Let **X** be the algorithm, **n** be the size of the input data, and the time and space used in the X algorithm are the two main factors that determine its efficiency.

**The time factor.**Time is measured by counting the number of key operations, such as comparisons in the sorting algorithm.**The space factor.**Space is measured by calculating the maximum amount of memory required by the algorithm.

The complexity of the **f(n)** algorithm determines the execution time and/or disk space required by the algorithm, where **n** is the size of the input data.

### Spatial complexity

The spatial complexity of an algorithm is the amount of memory required by the algorithm over its life cycle. This volume consists of two parts:

- A fixed part, that is, the space required to store certain data and variables that are independent of the size of the task.

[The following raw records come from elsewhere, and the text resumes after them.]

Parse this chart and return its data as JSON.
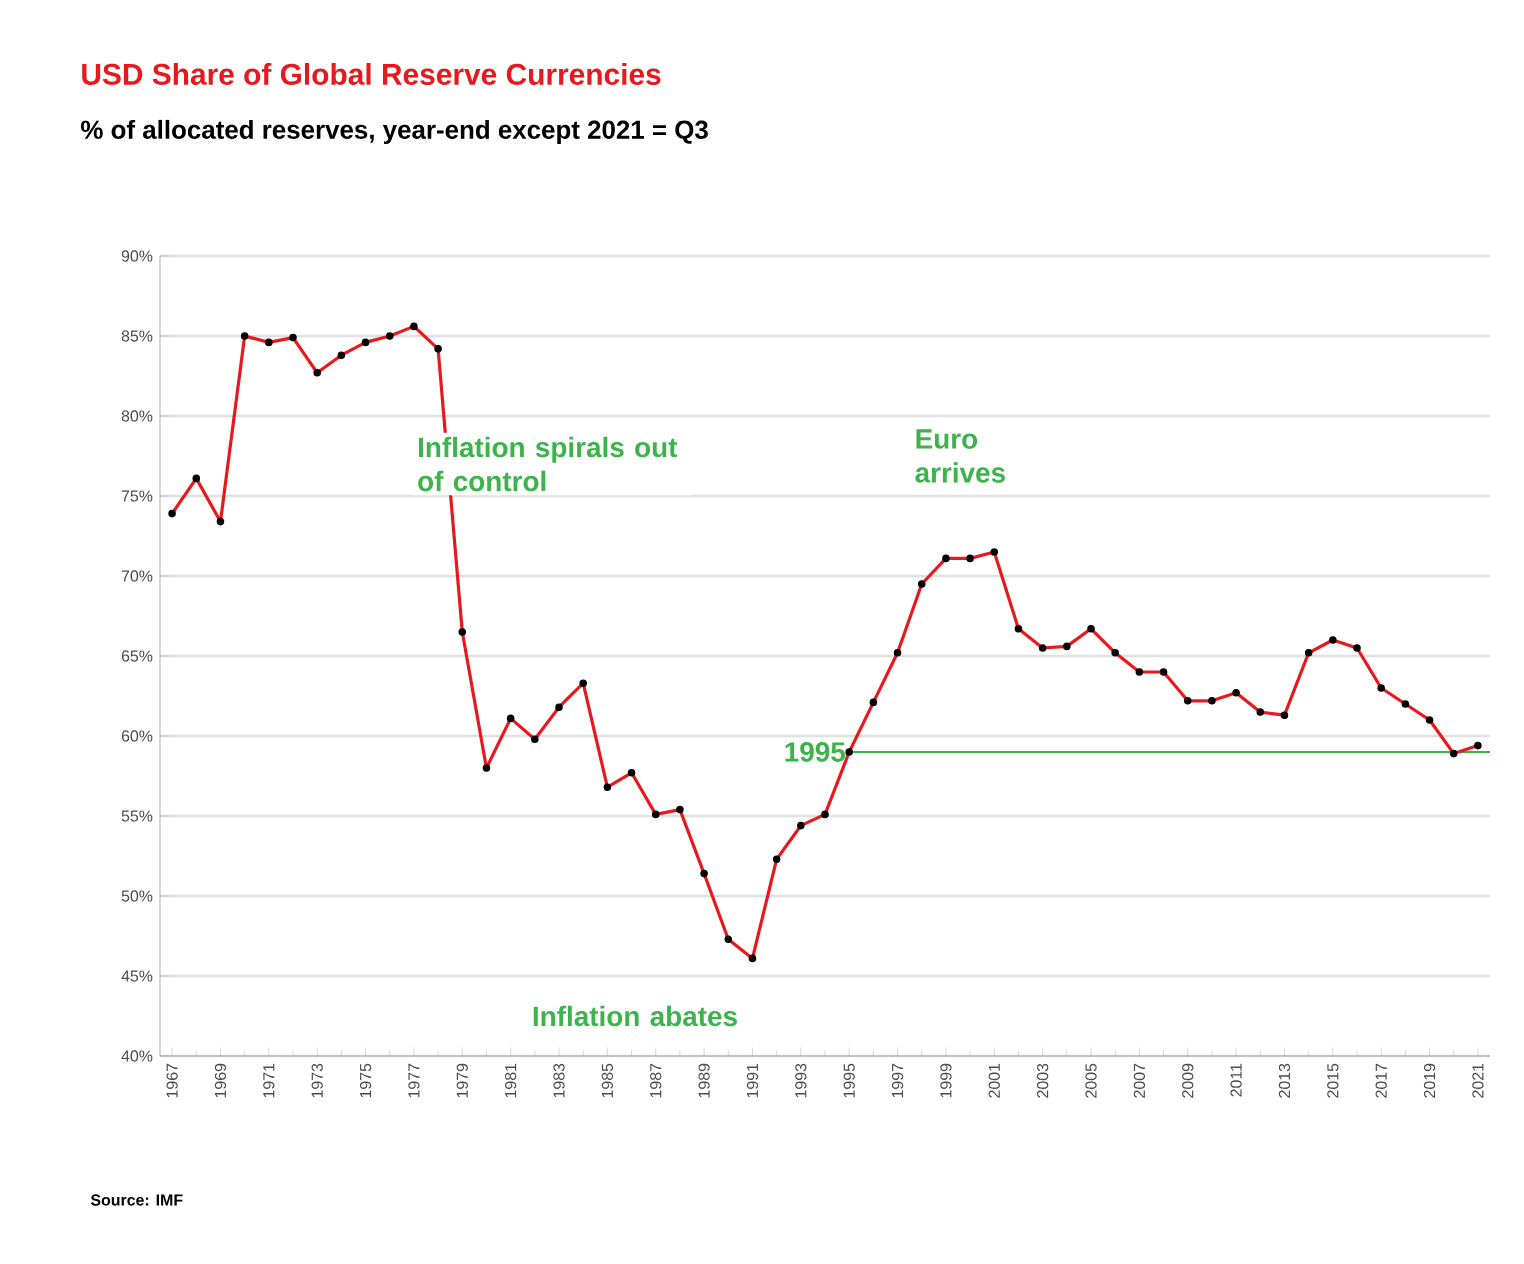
{
  "chart_data": {
    "type": "line",
    "title": "USD Share of Global  Reserve Currencies",
    "subtitle": "% of allocated reserves, year-end except 2021 = Q3",
    "x": [
      1967,
      1968,
      1969,
      1970,
      1971,
      1972,
      1973,
      1974,
      1975,
      1976,
      1977,
      1978,
      1979,
      1980,
      1981,
      1982,
      1983,
      1984,
      1985,
      1986,
      1987,
      1988,
      1989,
      1990,
      1991,
      1992,
      1993,
      1994,
      1995,
      1996,
      1997,
      1998,
      1999,
      2000,
      2001,
      2002,
      2003,
      2004,
      2005,
      2006,
      2007,
      2008,
      2009,
      2010,
      2011,
      2012,
      2013,
      2014,
      2015,
      2016,
      2017,
      2018,
      2019,
      2020,
      2021
    ],
    "series": [
      {
        "color": "#e8191e",
        "values": [
          73.9,
          76.1,
          73.4,
          85.0,
          84.6,
          84.9,
          82.7,
          83.8,
          84.6,
          85.0,
          85.6,
          84.2,
          66.5,
          58.0,
          61.1,
          59.8,
          61.8,
          63.3,
          56.8,
          57.7,
          55.1,
          55.4,
          51.4,
          47.3,
          46.1,
          52.3,
          54.4,
          55.1,
          59.0,
          62.1,
          65.2,
          69.5,
          71.1,
          71.1,
          71.5,
          66.7,
          65.5,
          65.6,
          66.7,
          65.2,
          64.0,
          64.0,
          62.2,
          62.2,
          62.7,
          61.5,
          61.3,
          65.2,
          66.0,
          65.5,
          63.0,
          62.0,
          61.0,
          58.9,
          59.4
        ]
      }
    ],
    "xlim": [
      1966.5,
      2021.5
    ],
    "xticks": [
      1967,
      1969,
      1971,
      1973,
      1975,
      1977,
      1979,
      1981,
      1983,
      1985,
      1987,
      1989,
      1991,
      1993,
      1995,
      1997,
      1999,
      2001,
      2003,
      2005,
      2007,
      2009,
      2011,
      2013,
      2015,
      2017,
      2019,
      2021
    ],
    "ylim": [
      40,
      90
    ],
    "yticks": [
      {
        "value": 40,
        "label": "40%"
      },
      {
        "value": 45,
        "label": "45%"
      },
      {
        "value": 50,
        "label": "50%"
      },
      {
        "value": 55,
        "label": "55%"
      },
      {
        "value": 60,
        "label": "60%"
      },
      {
        "value": 65,
        "label": "65%"
      },
      {
        "value": 70,
        "label": "70%"
      },
      {
        "value": 75,
        "label": "75%"
      },
      {
        "value": 80,
        "label": "80%"
      },
      {
        "value": 85,
        "label": "85%"
      },
      {
        "value": 90,
        "label": "90%"
      }
    ],
    "grid": "y",
    "marker": "circle",
    "line_style": "solid",
    "ref_lines": [
      {
        "axis": "y",
        "value": 59,
        "color": "#3cb44b"
      }
    ],
    "annotations": [
      "Inflation spirals out of control",
      "Euro arrives",
      "Inflation abates",
      {
        "text": "1995",
        "x": 1995,
        "y": 59
      },
      "Source: IMF"
    ]
  }
}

For example, the simple variables and constants used, the size of the program, and so on.
- The variable part, that is, the space required by variables that depend on the size of the task. For example, dynamic memory allocation, recursion stack space, and so on.

The spatial complexity S(P) of any algorithm P is defined as S(P) = C + SP(I), where C is a fixed , and SP(I) is the variable part of the algorithm that depends on the characteristic of instance I. Here is a simple example explaining this concept:

**Algorithm: SUM(A, B)** **Step 1** - START**Step 2** - C ← A + B + 10**Step 3** - End

There are three variables A, B, and C and one constant. Therefore, the spatial complexity S(P) = 1 + 3. The space depends on the data types of the specified variables and constant types and will increase accordingly.

### Temporal difficulty

The temporal complexity of an algorithm is the amount of time it takes to complete it. It can be defined as a numerical function T(n), where T(n) can be measured by the number of steps, provided that a constant time is expended for each step.

For example, the addition of two n-bit integers takes place in **n** steps. So the total computational time is T(n) = c ∗ n, where c is the time it takes to add two bits. Here there is a linear growth of T(n) as the size of the input data increases.